Factor in analysis time
Data analysis takes time. Factor that in from the very beginning. I have seen too many situations were the paper/thesis had to be submitted really soon and people started to think about how to actually identify the most meaningful results from the data, or were still battling with conflicting advice from colleagues.
You won’t start your day at work with a good cup of coffee/tea, sit in front of your computer, cracked on with your data analysis and return home with all the results you expected. It will take time, multiple attempts and some amount of trial and error before you’ll consider it done.
Analyse early, analyse often
Ideally, data analysis will begin as soon as the first data is produced. Don’t wait for the full dataset to be ready. At that point, chances are that you will be expected to deliver results.
Data analysis will also inform on important properties or biases in the data, which you would want to know about as early as possible. At the end, it is often too late to consider re-running some experiments or adding replicates.
Divide and conquer
Data analysis should be deconstructed in a series of mini-analyses before and after which you visualise the data and effect of whatever operation (normalisation, filtering, …) you have applied to the data.
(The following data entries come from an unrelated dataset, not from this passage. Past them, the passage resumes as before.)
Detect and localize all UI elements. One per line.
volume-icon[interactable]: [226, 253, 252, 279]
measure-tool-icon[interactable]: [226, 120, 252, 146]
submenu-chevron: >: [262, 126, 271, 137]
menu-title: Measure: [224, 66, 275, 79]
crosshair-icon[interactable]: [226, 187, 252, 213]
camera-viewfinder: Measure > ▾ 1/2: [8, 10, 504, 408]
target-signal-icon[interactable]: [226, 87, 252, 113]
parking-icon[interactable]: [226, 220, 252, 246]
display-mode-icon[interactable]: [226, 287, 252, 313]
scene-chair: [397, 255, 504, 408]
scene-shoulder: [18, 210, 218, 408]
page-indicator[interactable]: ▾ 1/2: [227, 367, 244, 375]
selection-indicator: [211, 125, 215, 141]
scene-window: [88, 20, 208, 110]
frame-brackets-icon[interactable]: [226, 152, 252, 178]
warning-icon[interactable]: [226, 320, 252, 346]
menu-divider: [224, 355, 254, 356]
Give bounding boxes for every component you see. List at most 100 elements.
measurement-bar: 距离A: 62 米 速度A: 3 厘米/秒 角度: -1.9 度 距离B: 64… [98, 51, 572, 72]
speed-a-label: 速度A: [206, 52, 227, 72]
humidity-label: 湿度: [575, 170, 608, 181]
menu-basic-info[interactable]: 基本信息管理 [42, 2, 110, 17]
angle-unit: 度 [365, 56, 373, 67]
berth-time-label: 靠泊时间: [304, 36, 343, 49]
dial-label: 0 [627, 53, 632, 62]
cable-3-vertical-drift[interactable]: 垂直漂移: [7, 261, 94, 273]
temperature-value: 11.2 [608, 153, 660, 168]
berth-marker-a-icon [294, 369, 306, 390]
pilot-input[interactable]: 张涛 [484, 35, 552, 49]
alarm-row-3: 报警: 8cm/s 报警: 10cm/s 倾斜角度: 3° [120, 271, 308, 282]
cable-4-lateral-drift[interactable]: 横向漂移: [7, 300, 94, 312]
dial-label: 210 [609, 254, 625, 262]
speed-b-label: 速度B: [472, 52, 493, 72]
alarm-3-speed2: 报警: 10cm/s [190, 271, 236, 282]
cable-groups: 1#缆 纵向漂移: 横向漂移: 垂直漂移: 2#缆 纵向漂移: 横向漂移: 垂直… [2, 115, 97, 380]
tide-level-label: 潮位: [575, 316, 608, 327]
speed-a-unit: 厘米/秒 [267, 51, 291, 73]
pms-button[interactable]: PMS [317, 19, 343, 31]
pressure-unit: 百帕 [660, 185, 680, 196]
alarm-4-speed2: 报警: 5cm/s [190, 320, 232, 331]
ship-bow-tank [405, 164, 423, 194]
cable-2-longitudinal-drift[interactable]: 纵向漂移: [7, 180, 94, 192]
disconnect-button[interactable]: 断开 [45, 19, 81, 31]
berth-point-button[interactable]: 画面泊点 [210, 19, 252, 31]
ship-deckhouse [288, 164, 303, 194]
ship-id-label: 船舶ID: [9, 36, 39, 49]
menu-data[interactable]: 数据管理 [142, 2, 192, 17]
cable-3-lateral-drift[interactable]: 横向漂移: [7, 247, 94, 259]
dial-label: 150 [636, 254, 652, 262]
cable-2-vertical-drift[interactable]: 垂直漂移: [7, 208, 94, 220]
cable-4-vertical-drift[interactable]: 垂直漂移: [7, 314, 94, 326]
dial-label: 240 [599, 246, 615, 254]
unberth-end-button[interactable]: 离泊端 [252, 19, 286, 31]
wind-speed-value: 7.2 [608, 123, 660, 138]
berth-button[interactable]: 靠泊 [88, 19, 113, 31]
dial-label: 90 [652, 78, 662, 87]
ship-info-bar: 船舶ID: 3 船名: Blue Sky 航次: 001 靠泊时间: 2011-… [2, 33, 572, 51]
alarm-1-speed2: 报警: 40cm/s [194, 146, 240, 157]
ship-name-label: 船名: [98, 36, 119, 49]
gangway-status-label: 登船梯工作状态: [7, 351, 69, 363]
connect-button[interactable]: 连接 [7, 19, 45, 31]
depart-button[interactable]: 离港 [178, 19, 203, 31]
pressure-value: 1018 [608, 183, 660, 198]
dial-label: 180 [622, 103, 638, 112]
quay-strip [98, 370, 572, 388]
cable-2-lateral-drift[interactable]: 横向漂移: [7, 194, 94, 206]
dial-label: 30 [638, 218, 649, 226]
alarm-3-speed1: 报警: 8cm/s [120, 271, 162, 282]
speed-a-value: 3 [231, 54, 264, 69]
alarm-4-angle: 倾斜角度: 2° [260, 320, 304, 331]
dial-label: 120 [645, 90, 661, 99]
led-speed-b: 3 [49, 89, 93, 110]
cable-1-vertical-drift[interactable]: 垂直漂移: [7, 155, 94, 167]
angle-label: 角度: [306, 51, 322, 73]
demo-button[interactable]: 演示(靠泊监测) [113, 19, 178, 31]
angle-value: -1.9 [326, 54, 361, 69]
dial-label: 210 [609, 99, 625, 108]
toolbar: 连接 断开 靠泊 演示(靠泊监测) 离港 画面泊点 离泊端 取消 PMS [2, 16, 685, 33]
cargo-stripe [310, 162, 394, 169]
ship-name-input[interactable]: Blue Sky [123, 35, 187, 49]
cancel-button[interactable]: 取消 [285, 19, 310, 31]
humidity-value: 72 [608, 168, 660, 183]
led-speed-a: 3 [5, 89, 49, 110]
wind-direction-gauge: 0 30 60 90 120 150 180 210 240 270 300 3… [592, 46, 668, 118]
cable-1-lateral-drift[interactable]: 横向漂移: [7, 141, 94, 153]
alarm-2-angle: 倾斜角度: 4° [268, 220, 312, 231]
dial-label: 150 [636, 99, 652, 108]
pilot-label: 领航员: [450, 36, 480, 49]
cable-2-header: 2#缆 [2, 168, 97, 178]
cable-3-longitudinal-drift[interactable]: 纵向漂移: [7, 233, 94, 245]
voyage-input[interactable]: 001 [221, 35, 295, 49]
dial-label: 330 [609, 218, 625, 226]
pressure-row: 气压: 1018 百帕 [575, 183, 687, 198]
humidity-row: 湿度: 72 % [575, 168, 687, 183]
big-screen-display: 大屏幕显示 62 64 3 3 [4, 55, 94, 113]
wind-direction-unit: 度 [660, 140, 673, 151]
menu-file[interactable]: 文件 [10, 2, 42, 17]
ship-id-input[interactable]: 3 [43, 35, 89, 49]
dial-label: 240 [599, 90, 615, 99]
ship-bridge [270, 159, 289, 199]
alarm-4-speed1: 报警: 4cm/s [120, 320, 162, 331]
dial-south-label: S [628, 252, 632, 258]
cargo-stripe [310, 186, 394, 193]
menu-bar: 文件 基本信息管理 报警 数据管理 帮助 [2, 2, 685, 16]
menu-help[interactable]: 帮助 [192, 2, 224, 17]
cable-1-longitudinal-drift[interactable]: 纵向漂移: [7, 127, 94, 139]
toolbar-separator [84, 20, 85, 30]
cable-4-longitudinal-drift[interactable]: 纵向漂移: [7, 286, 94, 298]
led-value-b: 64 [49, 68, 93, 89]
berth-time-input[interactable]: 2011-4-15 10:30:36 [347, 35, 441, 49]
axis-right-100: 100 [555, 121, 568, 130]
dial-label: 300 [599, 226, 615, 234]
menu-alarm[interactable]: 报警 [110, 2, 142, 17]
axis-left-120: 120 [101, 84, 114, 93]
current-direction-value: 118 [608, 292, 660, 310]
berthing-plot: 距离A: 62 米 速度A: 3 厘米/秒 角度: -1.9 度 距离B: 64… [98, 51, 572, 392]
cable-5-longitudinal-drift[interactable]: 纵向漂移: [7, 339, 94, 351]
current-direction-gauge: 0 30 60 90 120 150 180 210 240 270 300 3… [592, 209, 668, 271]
You can’t expect the analyses to be performed in one single big step, i.e. feed it into a big box (whether it is closed or wide open for you to look inside) and get an acceptable result at the end. The data and questions to be solved are generally too complex for this to work.
When decomposing the analysis in multiple steps, you’ll realise that often there are multiple ways to solve a sub-question, and it is not always obvious which one is the best. To help yourself make appropriate decision for your data, visualise it, check the downstream effects of your decision, and don’t forget what your overall goal/question is. It is surprisingly easy to get sidetracked in tiny optimisations that only have a very minor influence on the final results and end up being overwhelmed by accidental (as opposed to essential/genuine) complexity (as described here for development of large-scale software system, but also applied to large data analysis). Make sure you understand what matters most (in terms of results and analyses decisions).
Sometimes, there won’t be any obvious better way; in that case, go for the easiest, most trackeable solution, or ask for advice/help from a experienced analyst, who most likely has already stumbled on that question.
Ask for help
Better late than never, but much better early on. It is very unlikely that your data and analysis is completely new and that there’s nobody that, either has already done that kind of analysis, or has the right experience to be helpful. Ask around, or on mailing lists and forums. But make sure you first do your homework, i.e. think about the problem and try to solve it.